Performance-aware routing now promotes tracker data from passive advisory to an active routing signal. When a default model shows weak success or latency for a capability and a better host-available alternative has enough evidence, routesmith will switch to the stronger performer.

View stats with `routesmith stats`. You can filter by model, host, capability, and telemetry source; show top and bottom performers; export JSON summaries; and prune old records with max-record or max-age controls.

When a model's historical success rate drops below 70% or average latency exceeds 5 seconds, routesmith still injects performance advisory messages into run results automatically.

## Install Configs for Hosts

Generate host-specific configuration files:

- `routesmith install claude` writes `CLAUDE.md` and merges token-saving settings into `.claude/settings.json`.
- `routesmith install codex` writes `AGENTS.md`.
- `routesmith install gemini` writes `GEMINI.md`.
- `routesmith install copilot` writes `.github/copilot-instructions.md`.
- `routesmith install cursor` writes `.cursorules`.
- `routesmith install aider` writes `.aider.conf.yml`, or `.aider.routesmith.yml` if an existing Aider config is already present.

## Auto Mode (Default)

Auto mode is the default. For a single mixed prompt, routesmith:

1. Detects the host environment
2. Classifies the prompt into task types
3. Splits into ordered subtasks with dependency resolution
4. Chooses the best host-compatible model per subtask
5. Executes (or recommends) the route
6. Returns metrics and advisory messages

### Truthful Switching

- If the host supports dynamic switching → routesmith switches
- If the host does NOT support switching → routesmith uses prompt strategy
- The result always tells you exactly what happened — no black boxes

## Contributing

Contributions are welcome!
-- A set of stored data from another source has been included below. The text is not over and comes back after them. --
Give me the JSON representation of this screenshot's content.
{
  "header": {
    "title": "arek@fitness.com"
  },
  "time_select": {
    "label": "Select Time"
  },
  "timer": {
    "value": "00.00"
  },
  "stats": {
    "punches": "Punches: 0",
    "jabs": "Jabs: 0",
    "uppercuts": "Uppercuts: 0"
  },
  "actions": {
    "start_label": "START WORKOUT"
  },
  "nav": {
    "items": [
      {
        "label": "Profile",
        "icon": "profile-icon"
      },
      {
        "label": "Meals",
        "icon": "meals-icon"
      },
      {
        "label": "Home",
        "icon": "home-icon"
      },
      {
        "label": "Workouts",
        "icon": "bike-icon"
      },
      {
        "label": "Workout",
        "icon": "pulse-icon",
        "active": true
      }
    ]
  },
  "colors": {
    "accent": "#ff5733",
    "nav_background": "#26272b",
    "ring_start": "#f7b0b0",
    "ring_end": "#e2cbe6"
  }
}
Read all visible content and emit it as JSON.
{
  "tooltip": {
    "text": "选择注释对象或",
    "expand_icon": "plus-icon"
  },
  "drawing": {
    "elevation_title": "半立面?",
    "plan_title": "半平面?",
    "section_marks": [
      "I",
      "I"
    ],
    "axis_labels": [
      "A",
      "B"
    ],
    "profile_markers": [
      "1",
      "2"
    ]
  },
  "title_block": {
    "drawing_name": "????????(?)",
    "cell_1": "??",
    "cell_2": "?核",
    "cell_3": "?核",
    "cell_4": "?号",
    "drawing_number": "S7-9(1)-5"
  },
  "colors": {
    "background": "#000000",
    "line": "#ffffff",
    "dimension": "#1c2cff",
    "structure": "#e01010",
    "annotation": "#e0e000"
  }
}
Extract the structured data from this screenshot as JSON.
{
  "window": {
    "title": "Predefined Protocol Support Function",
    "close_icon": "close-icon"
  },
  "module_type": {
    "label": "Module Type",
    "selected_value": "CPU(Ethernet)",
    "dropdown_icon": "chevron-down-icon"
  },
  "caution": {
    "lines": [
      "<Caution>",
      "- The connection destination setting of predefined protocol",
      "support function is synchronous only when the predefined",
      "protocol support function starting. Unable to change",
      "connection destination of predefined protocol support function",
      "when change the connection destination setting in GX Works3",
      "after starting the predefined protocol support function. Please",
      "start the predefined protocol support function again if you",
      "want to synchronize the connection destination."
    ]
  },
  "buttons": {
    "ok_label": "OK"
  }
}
See [CONTRIBUTING.md](CONTRIBUTING.md) for guidelines.

Development setup:

1. Clone the repository from `https://github.com/sidrat2612/routesmith.git`.
2. Change into the `routesmith` directory.
3. Create and activate a virtual environment with `python -m venv .venv` and `source .venv/bin/activate`.
4. Install dev dependencies with `pip install -e ".[dev]"`.
5. Run the test suite with `pytest`.

## Roadmap

- [x] Host detection and capability mapping
- [x] Weighted task decomposition planner
- [x] Dependency-aware execution loop
- [x] Persistent route state
- [x] MCP stdio server
- [x] Structured observability
- [x] Config-driven policy overrides
- [x] Cost-aware routing
- [x] Python policy plugins
- [x] Gemini CLI host adapter
- [x] Real-time model performance tracking
- [x] Performance-aware routing (active model switching based on tracked data)
- [x] Expanded stats UX (host/capability/source filters, JSON export, ranked performers)
- [x] Data store hardening (schema v2, migration, source-aware pruning)
- [x] Release workflow hardening (concurrency, idempotent publish)
- [ ] Additional host adapters

## License

[MIT](LICENSE) — use it anywhere.

---


Built for the multi-model future of coding agents.